Evidence of unconventional pairing in the quasi two-dimensional CuIr$_2$Te$_4$ superconductor

TL;DR

This study reveals that CuIr$_{2-x}$Ru$_x$Te$_4$ superconductors exhibit multigap unconventional pairing with a mixture of nodeless and nodal gaps, and that charge-density-wave order influences their superconducting properties.

Contribution

It provides the first microscopic evidence of unconventional multigap superconductivity near a charge-density-wave quantum critical point in CuIr$_{2-x}$Ru$_x$Te$_4$.

Findings

Multigap (s+d)-wave superconductivity with nodeless and nodal gaps.

Charge-density-wave order affects the superconducting gap symmetry.

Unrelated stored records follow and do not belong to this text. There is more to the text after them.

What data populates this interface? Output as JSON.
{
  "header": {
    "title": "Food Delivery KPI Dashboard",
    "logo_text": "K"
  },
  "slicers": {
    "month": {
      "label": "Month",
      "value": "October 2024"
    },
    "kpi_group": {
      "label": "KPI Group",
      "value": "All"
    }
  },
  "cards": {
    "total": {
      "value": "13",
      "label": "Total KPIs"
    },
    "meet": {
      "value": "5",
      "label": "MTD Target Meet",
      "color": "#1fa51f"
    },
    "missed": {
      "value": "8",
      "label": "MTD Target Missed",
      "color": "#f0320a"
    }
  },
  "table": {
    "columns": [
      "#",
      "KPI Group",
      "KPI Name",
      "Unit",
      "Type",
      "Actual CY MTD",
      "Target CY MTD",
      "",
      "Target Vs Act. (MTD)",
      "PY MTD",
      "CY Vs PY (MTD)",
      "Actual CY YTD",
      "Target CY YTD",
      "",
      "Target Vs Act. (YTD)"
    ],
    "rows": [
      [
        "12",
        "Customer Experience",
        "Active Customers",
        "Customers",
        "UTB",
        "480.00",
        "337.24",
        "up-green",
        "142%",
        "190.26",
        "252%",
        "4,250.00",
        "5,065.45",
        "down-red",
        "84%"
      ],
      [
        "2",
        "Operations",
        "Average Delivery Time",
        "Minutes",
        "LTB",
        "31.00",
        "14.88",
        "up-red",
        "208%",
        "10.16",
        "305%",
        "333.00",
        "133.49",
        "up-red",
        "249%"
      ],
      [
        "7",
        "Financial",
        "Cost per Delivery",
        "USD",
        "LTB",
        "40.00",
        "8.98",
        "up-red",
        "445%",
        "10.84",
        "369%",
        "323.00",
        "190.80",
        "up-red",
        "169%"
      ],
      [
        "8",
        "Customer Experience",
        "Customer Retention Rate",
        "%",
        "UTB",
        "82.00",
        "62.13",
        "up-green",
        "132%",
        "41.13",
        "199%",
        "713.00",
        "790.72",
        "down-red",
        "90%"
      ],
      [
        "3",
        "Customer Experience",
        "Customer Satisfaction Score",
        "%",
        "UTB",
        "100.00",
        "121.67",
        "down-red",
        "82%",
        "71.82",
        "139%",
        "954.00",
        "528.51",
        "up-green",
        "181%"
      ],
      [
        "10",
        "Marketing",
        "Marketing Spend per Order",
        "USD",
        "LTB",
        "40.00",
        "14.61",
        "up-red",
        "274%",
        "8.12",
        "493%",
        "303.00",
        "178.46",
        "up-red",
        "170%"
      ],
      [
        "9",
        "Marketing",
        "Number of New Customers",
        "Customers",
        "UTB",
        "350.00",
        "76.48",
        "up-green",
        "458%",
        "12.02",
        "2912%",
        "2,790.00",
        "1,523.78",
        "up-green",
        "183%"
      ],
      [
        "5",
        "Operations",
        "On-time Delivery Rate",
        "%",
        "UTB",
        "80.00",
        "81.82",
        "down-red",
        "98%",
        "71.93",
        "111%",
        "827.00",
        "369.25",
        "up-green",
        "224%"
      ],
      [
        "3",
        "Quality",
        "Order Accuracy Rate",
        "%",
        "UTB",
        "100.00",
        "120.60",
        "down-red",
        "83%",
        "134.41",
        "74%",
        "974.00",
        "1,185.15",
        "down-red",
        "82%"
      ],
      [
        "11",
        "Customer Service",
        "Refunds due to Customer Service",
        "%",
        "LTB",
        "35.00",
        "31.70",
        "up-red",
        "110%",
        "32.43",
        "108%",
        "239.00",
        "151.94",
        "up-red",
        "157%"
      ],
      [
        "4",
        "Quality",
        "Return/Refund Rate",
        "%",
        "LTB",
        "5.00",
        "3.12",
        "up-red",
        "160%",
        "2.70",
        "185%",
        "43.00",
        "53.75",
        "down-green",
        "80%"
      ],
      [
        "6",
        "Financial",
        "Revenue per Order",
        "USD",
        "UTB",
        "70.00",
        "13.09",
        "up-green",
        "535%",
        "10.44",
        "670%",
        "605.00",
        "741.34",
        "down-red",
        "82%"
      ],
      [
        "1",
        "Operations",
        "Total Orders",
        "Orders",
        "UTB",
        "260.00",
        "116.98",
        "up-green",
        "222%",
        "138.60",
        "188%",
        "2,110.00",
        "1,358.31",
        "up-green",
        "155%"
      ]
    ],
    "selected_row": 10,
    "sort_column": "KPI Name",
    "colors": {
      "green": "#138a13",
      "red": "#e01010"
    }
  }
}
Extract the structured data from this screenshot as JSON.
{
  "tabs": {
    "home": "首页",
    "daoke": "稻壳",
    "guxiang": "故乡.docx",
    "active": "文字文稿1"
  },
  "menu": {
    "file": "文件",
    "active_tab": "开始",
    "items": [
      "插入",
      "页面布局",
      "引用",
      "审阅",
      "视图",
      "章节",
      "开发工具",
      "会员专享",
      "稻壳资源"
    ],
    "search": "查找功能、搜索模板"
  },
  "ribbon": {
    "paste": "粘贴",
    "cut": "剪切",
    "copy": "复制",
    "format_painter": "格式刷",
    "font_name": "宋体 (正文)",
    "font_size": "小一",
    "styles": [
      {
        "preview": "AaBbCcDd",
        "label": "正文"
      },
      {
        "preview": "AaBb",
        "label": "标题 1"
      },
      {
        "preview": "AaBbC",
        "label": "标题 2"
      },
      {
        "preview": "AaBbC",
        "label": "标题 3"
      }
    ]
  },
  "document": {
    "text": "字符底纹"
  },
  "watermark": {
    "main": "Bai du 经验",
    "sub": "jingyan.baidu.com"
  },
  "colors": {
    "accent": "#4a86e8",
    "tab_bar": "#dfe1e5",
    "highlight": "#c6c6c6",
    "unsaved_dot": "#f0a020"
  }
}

Unconventional pairing is observed near a CDW quantum critical point.

Abstract

The CuIr$_{2-x}$Ru$_x$Te$_4$ superconductors (with a $T_c$ around 2.8 K) can host charge-density waves, whose onset and interplay with superconductivity are not well known at a microscopic level. Here, we report a comprehensive study of the $x$ = 0 and 0.05 cases, whose superconductivity was characterized via electrical-resistivity-, magnetization-, and heat-capacity measurements, while their microscopic superconducting properties were studied via muon-spin rotation and relaxation ($\mu$SR). In CuIr$_{2-x}$Ru$_x$Te$_4$, both the temperature-dependent electronic specific heat and the superfluid density (determined via transverse-field $\mu$SR) are best described by a two-gap (s+d)-wave model, comprising a nodeless gap and a gap with nodes. The multigap superconductivity is also supported by the temperature dependence of the upper critical field $H_\mathrm{c2}(T)$. However, under applied pressure, a charge-density-wave order starts to develop and, as a consequence, the superconductivity of CuIr$_2$Te$_4$ achieves a more conventional s-wave character. From a series of experiments, we provide ample evidence that the CuIr$_{2-x}$Ru$_x$Te$_4$ family belongs to the rare cases, where an unconventional superconducting pairing is found near a charge-density-wave quantum critical point.